La questione finanziaria
Tuttavia, come è facile intuire, per garantire una didattica moderna che risponda alle nuove necessità della formazione è necessario, in primo luogo, un apporto finanziario adeguato e sufficiente, cosa che non sempre si riesce a ottenere. «Garantire percorsi formativi adeguati diventa problematico perché i fondi di cui disponiamo non sono infiniti – riflette Moretti –. Anzi, sono purtroppo molto limitati. Nella scuola di Bari, ad esempio, abbiamo 78 medici in formazione, distribuiti nei 5 anni, che devono seguire un percorso ministeriale che prevede, oltre la didattica frontale classica, cadaver lab e corsi avanzati teorico-pratici, molto costosi, e il tutoraggio continuo, ma “con le mani sul paziente” che acquisisce un’importanza strategica soprattutto nella rete formativa più che nelle strutture universitarie canoniche. Noi, come struttura universitaria – spiega il direttore della scuola di Bari ai microfoni di Siot News –, dobbiamo rappresentare il polo di riferimento per la didattica, classica e moderna, per la formazione e la preparazione all’attività scientifica dello specializzando, che svolgerà la sua preparazione professionalizzante soprattutto nelle sedi comprese nella rete di formazione correlata alla scuola di specializzazione, seguito da tutor certificati».
Infine per Biagio Moretti, nel contesto dell’innovazione didattica e della sostenibilità di alcune proposte, è bene considerare le potenzialità che la telemedicina può offrire, sia sotto l’aspetto assistenziale (recupero del rapporto medico-paziente e gestione delle liste di attesa e dei posti letto) che educativo-formativo (ottimizzazione delle forme più avanzate di training, come la realtà virtuale, quella aumentata e mista che possono integrare l’accesso ai cadaver lab spesso insostenibili, nell’ottica di migliorare la curva di apprendimento e garantire una chirurgia di precisione) che di ricerca (intelligenza artificiale e machine learning).
Le criticità di un reclutamento precoce
Completare la formazione sul campo non dovrebbe però significare trasformarsi in forza lavoro.
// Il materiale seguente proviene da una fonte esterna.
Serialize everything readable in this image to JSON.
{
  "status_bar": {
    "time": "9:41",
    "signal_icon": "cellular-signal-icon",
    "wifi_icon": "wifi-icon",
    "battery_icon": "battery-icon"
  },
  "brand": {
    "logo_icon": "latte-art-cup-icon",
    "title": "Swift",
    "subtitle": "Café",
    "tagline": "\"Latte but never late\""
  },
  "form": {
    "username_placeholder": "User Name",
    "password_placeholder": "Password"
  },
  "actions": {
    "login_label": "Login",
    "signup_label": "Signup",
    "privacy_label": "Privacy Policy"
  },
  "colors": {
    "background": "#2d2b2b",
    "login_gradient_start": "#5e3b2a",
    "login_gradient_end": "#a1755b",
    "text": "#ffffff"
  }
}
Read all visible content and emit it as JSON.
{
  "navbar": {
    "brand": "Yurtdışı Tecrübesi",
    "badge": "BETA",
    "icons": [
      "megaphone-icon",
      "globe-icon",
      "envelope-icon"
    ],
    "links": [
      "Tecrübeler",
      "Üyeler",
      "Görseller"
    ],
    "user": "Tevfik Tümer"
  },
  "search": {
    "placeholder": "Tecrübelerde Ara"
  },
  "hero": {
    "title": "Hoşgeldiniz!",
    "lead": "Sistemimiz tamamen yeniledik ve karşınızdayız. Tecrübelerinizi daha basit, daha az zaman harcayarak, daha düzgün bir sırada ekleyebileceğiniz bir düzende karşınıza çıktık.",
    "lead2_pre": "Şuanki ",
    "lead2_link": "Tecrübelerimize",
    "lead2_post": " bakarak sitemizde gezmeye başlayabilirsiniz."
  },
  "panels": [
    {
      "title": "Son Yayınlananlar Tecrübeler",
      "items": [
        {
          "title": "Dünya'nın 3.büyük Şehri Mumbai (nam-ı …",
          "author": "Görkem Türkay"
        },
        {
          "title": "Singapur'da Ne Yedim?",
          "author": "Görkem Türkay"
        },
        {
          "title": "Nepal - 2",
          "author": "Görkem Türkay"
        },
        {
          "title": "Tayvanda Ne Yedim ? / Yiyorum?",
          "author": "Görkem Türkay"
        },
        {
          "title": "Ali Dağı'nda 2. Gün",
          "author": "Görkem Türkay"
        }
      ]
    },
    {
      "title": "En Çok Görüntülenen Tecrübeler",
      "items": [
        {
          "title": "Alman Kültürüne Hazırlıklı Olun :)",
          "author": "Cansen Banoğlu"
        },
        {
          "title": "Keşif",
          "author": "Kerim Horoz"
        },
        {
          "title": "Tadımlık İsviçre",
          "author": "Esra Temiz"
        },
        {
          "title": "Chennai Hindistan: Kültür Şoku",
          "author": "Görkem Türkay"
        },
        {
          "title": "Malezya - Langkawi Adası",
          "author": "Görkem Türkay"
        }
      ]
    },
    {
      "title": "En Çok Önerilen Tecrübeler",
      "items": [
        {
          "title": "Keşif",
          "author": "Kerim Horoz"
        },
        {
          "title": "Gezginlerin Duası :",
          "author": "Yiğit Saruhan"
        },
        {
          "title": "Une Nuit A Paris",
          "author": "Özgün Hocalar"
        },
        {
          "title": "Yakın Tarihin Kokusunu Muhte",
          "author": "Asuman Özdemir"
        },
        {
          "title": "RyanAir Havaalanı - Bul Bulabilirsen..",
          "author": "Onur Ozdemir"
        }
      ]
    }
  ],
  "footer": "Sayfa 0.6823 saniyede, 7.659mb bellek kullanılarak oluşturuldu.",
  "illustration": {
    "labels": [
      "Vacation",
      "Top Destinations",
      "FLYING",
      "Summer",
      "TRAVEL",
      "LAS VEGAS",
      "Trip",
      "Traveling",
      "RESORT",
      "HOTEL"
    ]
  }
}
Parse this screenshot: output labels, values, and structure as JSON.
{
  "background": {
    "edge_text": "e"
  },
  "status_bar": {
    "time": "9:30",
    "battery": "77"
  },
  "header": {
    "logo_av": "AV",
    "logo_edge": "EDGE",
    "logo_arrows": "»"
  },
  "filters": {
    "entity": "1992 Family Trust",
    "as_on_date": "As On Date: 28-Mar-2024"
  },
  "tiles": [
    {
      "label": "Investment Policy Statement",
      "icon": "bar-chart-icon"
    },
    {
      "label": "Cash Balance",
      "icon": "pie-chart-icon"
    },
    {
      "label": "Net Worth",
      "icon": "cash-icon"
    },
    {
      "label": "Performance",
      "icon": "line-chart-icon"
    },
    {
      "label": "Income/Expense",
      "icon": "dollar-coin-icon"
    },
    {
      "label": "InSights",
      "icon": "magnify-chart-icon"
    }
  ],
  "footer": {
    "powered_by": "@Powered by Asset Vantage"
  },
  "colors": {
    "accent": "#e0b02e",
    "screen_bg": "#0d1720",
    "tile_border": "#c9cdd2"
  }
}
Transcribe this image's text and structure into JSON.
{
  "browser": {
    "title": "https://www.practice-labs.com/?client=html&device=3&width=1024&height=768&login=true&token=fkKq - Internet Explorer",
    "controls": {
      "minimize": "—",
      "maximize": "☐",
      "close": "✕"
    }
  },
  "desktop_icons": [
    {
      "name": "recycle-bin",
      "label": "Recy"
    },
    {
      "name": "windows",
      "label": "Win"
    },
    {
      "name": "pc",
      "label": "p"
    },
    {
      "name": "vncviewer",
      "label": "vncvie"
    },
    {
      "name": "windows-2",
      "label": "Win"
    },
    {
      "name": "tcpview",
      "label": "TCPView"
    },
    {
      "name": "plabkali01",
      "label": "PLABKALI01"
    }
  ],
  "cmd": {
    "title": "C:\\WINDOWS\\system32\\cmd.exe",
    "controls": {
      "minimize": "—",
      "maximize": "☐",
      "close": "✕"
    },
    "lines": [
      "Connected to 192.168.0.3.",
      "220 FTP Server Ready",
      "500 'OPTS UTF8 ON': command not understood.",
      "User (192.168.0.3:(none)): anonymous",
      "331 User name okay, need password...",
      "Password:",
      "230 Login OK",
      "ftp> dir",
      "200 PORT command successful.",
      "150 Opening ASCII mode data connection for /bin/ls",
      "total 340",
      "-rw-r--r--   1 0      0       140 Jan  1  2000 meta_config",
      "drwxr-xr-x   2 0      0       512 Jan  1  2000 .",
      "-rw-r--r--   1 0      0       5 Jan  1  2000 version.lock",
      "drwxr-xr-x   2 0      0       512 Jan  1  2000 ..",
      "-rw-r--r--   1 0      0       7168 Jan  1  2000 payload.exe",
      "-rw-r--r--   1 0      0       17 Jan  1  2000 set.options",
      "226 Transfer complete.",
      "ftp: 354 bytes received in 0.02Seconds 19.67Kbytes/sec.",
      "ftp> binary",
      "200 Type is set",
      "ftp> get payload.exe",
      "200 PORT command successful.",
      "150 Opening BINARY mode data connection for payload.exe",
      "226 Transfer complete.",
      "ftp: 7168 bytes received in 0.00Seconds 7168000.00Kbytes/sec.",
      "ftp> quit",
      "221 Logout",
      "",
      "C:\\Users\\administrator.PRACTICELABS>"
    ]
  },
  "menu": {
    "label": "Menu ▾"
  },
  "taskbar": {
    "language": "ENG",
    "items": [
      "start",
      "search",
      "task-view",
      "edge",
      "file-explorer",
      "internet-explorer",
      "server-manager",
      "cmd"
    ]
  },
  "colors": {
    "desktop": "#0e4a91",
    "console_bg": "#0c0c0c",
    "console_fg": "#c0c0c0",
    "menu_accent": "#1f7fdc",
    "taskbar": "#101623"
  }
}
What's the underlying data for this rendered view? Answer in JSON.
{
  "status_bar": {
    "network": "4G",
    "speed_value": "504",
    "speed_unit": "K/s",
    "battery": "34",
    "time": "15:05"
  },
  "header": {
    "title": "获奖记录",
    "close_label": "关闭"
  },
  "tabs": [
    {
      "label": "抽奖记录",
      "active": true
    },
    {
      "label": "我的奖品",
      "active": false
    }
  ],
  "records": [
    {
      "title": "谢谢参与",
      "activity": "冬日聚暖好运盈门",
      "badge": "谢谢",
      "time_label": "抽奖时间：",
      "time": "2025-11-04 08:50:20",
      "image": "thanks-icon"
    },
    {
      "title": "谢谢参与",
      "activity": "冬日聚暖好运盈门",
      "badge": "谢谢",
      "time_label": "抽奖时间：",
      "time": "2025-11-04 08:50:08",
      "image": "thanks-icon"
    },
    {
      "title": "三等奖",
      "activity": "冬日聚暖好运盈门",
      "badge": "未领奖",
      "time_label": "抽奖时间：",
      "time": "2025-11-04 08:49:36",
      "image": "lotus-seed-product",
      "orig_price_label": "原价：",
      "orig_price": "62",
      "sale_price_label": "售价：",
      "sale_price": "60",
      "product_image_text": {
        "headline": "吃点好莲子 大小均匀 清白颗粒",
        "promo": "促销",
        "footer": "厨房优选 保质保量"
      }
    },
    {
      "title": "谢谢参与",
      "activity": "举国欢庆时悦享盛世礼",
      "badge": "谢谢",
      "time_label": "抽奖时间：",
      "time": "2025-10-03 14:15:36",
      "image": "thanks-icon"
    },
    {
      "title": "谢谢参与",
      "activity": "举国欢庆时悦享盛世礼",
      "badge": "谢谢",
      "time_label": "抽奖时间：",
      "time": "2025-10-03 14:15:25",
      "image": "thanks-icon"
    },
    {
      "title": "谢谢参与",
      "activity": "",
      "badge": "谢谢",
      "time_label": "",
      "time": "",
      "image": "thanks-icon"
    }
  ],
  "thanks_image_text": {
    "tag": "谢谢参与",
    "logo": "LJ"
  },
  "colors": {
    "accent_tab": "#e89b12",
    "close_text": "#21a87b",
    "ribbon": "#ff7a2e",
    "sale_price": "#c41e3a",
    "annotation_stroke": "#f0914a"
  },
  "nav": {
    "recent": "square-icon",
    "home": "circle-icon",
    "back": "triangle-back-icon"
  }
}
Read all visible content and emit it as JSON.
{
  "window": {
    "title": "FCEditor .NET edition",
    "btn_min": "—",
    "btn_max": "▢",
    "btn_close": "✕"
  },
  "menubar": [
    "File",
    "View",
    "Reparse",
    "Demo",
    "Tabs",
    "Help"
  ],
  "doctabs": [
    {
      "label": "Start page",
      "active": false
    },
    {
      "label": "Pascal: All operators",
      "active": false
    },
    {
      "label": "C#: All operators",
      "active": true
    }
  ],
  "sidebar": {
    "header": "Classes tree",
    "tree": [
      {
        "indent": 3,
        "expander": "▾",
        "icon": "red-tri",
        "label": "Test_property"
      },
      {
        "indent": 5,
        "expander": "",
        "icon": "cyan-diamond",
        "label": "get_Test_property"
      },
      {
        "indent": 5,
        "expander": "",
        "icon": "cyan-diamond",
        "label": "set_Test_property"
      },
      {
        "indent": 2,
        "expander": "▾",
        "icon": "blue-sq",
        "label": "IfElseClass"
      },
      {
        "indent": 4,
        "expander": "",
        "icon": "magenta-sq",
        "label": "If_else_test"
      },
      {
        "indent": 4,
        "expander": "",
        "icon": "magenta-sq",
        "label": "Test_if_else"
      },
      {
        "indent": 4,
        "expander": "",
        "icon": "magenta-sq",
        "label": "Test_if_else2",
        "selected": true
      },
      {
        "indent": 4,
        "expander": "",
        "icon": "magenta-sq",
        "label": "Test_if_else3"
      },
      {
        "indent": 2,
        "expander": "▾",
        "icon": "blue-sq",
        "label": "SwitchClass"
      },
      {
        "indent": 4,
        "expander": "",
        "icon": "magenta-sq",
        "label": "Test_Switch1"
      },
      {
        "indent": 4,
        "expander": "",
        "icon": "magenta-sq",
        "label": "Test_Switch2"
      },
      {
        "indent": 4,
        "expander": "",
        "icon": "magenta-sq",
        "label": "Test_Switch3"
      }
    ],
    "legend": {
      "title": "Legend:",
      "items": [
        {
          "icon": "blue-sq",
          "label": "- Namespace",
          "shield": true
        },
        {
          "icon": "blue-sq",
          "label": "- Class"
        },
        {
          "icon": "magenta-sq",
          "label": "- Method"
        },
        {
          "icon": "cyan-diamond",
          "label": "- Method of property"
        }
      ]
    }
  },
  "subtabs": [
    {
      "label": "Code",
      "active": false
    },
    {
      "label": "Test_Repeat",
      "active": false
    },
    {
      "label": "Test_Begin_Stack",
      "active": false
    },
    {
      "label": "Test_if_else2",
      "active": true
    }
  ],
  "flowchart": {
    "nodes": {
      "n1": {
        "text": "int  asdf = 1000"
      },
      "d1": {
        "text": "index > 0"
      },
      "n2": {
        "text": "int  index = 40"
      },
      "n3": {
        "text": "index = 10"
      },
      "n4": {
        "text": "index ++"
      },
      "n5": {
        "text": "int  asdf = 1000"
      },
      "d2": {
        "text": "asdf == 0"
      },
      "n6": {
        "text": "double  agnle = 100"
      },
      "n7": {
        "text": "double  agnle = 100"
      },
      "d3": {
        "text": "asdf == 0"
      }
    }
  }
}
Per Moretti infatti «un reclutamento troppo precoce ingigantisce i problemi di una corretta formazione e non assicura al ragazzo il percorso di crescita fisiologico che dovrebbe essere, al contempo, didattico, scientifico, di ricerca e assistenziale». Il riferimento è alla possibilità ventilata a livello politico di rafforzare l’impiego straordinario degli specializzandi, iniziato nel periodo della pandemia. «Di fatto è come abortire il percorso formativo – ribatte Moretti –. Reclutare i ragazzi già dal primo anno della specializzazione significa obbligarli a sacrificare il periodo più importante del loro percorso di crescita, quello dedicato allo studio e all’approfondimento scientifico nonché alle relazione con gli altri colleghi di sedi diverse. E questa fase non potrà mai più essere recuperata dopo il termine del periodo di formazione, quando lo specialista dovrà lavorare sul territorio senza sosta. Il reclutamento precoce, pertanto, ingigantisce i problemi di una corretta formazione e non assicura al ragazzo il percorso di crescita fisiologico».
A questo proposito, gli specializzandi dell’Aisot hanno presentato al congresso i risultati di una survey nazionale, dalla quale si evince che il 95% di loro non è soddisfatto di questa impostazione (quella del così detto Decreto Calabria).